Sometimes, businesses might want or have to produce more. In this case, they need to pay attention to a number of factors. These factors include marginal benefits and marginal cost, which are changes in general benefits and costs whenever there’s a change in production. Understanding how they work and the differences between them is essential, as this can have a great positive impact on your business.

Two people exchanging money in a store

Why are marginal benefits and marginal cost important?

These two concepts are important for customers as they are for businesses. Economists say that, when they want to buy something, customers make decisions at the margin. This means they tend to evaluate the resources they need to acquire a product, and would incline for the one with the lower cost. Also, they are often forced to choose between items if they remain with less funds after a previous buying session. However, satisfaction, or benefits, are extremely important as well.

Therefore, a businessperson needs to understand what marginal benefits and marginal cost mean. Judging from this marginal perspective, they will know what strategy to adopt and how to make production more profitable.

What are marginal benefits?

The marginal benefit is that extra utility or satisfaction that comes from buying one more unit of a product or a service. For a person, the marginal benefit is the maximum amount of money they are eager to pay to get that extra unit. Usually, if consumption increases, this marginal benefit should decrease.

Marginal benefits for customers

Therefore, the idea of marginal benefit is related to that satisfaction that comes from the utility of the product, or from the act of consuming more.

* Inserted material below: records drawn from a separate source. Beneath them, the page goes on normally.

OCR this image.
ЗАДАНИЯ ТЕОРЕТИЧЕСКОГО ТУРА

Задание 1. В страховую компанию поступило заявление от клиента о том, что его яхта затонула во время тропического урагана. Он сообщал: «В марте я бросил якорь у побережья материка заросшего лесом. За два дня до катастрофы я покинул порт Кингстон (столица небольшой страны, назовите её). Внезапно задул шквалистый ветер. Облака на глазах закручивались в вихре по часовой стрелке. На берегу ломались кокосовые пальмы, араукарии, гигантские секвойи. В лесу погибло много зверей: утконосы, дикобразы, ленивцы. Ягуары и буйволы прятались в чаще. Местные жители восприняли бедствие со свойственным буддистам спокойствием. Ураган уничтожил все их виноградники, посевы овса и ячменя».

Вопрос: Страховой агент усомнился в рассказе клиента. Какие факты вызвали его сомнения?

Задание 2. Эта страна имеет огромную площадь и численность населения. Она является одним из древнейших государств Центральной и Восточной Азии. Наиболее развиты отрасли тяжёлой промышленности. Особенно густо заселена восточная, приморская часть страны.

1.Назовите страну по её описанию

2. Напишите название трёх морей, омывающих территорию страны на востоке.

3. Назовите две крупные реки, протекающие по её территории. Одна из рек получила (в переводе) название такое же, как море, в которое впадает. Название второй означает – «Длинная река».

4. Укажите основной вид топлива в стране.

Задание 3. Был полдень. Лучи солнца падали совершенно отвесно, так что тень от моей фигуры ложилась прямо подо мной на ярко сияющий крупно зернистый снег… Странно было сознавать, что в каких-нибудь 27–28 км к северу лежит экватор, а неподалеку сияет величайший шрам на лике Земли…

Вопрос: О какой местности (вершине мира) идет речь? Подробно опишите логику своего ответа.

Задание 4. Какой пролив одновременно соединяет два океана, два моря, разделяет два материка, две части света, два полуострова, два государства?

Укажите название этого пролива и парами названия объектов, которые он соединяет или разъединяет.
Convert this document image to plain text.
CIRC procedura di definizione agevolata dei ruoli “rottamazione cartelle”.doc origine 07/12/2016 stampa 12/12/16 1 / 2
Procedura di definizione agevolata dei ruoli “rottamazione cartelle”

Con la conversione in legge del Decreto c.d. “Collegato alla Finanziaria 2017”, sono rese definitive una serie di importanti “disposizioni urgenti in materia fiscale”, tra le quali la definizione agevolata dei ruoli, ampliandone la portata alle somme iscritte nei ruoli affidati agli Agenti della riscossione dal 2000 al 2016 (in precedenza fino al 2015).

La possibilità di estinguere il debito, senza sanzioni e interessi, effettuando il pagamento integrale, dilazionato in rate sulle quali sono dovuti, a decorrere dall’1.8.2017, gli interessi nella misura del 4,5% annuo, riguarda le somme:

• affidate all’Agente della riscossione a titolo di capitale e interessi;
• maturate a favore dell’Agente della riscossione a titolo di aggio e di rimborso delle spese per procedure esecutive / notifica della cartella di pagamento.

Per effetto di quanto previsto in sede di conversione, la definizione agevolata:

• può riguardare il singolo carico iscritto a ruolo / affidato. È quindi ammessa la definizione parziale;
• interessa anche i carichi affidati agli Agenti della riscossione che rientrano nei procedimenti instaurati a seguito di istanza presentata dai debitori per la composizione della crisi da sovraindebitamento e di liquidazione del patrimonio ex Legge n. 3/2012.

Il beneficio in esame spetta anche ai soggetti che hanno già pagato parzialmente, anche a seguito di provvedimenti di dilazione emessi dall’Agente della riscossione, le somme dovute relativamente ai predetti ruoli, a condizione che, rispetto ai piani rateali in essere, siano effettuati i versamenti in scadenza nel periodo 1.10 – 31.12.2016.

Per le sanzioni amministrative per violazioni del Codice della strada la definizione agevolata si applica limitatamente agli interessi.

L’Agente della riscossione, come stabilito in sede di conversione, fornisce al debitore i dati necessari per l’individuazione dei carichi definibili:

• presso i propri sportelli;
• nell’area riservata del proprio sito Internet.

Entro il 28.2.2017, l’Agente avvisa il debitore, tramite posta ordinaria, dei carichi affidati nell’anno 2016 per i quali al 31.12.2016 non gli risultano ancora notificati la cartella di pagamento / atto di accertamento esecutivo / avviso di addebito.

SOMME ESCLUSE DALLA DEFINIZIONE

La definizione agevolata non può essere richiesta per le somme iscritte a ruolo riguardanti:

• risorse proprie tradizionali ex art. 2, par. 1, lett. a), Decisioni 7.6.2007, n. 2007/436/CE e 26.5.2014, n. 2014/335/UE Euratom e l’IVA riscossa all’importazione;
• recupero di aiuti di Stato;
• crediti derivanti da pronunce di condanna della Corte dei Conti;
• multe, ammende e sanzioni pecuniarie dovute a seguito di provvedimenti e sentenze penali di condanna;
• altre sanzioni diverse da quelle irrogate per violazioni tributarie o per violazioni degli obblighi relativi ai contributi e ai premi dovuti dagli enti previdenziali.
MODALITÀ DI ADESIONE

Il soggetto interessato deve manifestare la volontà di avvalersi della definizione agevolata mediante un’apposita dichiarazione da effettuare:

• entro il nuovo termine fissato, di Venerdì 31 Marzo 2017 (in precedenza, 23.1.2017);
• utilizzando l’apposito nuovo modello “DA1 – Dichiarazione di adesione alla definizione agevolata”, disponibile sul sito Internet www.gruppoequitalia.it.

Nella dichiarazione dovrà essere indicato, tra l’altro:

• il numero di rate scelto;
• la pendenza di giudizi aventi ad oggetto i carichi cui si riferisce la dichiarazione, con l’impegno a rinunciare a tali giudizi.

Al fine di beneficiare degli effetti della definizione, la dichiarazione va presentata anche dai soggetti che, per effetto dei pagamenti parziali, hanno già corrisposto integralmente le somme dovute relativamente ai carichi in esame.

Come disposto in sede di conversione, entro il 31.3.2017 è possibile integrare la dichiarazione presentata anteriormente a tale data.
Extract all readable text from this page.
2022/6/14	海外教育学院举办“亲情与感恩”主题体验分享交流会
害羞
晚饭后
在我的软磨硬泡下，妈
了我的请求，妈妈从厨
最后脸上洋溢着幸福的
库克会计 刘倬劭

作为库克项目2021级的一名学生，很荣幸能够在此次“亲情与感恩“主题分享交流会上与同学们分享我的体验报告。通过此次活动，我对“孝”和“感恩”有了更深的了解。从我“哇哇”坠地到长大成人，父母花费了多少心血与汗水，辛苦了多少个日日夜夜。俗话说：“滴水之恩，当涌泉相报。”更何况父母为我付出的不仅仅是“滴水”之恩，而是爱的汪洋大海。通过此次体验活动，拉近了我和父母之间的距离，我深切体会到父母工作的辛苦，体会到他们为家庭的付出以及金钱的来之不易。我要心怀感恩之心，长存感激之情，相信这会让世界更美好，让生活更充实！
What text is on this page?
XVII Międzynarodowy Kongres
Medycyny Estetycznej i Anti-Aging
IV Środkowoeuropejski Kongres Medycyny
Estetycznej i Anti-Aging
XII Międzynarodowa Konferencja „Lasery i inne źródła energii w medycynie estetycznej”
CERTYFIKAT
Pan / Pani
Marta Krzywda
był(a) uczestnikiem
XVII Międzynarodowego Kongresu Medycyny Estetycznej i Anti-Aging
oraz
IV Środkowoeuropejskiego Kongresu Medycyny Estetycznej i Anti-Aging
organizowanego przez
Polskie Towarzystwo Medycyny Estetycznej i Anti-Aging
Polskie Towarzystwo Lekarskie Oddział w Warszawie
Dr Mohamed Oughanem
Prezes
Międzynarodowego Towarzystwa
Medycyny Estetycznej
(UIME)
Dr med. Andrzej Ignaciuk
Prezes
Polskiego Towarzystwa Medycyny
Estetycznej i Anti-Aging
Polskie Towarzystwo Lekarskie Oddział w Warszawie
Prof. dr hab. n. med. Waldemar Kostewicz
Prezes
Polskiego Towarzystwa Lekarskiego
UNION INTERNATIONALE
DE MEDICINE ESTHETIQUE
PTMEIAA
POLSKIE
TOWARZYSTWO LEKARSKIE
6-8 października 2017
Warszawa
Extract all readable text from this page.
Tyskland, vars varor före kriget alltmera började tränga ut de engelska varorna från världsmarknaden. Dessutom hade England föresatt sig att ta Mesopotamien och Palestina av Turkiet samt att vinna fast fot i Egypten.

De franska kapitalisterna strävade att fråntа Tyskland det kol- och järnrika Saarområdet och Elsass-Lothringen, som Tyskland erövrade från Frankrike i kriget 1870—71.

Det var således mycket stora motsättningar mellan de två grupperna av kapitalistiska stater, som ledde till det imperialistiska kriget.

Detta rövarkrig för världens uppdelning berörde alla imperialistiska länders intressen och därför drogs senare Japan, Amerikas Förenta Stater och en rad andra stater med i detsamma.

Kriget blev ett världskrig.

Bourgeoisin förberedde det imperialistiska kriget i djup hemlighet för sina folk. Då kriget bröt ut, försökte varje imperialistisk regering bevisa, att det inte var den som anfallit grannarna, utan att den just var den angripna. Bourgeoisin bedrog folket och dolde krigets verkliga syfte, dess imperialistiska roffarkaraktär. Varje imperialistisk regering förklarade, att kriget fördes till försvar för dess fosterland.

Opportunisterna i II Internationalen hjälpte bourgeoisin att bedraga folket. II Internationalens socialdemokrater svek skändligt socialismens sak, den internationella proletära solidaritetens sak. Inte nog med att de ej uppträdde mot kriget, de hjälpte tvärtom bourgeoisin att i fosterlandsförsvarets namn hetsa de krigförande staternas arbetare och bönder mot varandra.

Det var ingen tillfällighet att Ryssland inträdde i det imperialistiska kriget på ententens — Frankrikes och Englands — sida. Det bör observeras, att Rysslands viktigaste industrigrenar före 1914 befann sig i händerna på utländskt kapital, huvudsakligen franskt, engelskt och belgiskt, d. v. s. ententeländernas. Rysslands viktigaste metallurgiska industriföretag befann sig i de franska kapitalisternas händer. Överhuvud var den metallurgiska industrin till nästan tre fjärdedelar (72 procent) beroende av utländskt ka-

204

The physical way to express marginal benefits is through that amount of money spend on one extra unit. Therefore, customers should find some inner value in the product that equals the money they spent on it.

For instance, let’s say a person wants some pieces of jewelry and goes to a shop to purchase some. The person picks a pair of earrings that costs $100. For this, the person should find a value in these earrings that is worth at least $100.

Now, marginal benefits manifest themselves as such. The person already has a pair of earrings, and they might not be willing to spend another $100 on another pair. However, the seller can convince the person to take one more item for a price of $50. In this case, the marginal benefit is the difference between the two sums, namely $50.

Marginal benefits for producers

The same thing applies for producers and businesspeople as well. They acquire marginal benefits with each extra item they sell. If an object has a certain selling price, the marginal benefit of the producer will be this exact same price acquired for each item sold. In different situation, the marginal benefits might change.

If the industry stops working so well, you might have to change the price of the products to sell them. As a result, the marginal benefits will decrease. In the other case, the industry can go really well, and there might be a high demand for your products on the market. If this happens, you can even afford to increase your marginal benefits.

Silver drill in a factory

What is marginal cost?

Marginal benefits and marginal cost are strictly related. Therefore, understanding one of them is almost impossible without understanding the other. Marginal cost is related mostly to businesspeople and to the act of production.

Just like its name suggests, the marginal cost is the extra cost a producer has to spend to manufacture one more item. At first, these costs will be higher, as the business isn’t established yet and the resources are not unlimited. Then, as the business grows and you start producing more, you can afford reducing the marginal cost.

However, there is an unpleasant situation that can occur. There is one moment when you reach your full resources and capacity. You are already using all the equipment and putting the workers to a lot of work, and there’s only one way to increase production even more. The solution is buying new equipment and hiring new people. As a result, your marginal cost will increase.

Usually, this happens in a bad moment for the market. When it is overly saturated, the marginal benefits and marginal costs are the opposite of one another. The first ones get smaller, while the other ones get higher, and it gets harder for you to acquire some profit.

Marginal benefits and marginal cost

The idea of a successful business is to have marginal benefits bigger than marginal costs. In other words, the revenue brought by selling one item should be bigger than the costs needed to produce that item. This is what profit means.

In this case, the ideal solution is to continue the production. The profit will remain stable, and you will afford satisfying the demand on the market. However, you should keep increasing production up to a certain point. When the marginal benefits equal the marginal cost, it’s time to reduce production. This moment is described as the profit-maximizing level of output.

If you continue producing even after this level, your marginal cost will exceed the marginal profits. Therefore, the costs will be higher than the revenue, and you won’t get any profit. The link between marginal benefits and marginal cost teaches us that a smaller production is still profitable.

Consumer surplus

The profitability of a business depends on the consumer surplus as well. This notion represents the difference between the amount of money customers are willing to pay and the actual price of the item. In a positive scenario, customers are willing to pay more than the actual price, meaning that the marginal benefits are bigger for them.

As long as there is this consumer surplus, customers will continue adding value to products and items and will continue purchasing them.

Person selling books in a bookstore

Summing up

Marginal benefits and marginal cost are two notions that are essential in business. One depends on the other, and a small value of one of them is usually associated with a high value of the other. Before starting production, it’s important to understand how to control them. The strategy to avoid losses isn’t that complicated, and it only requires a bit of attention to the two concepts.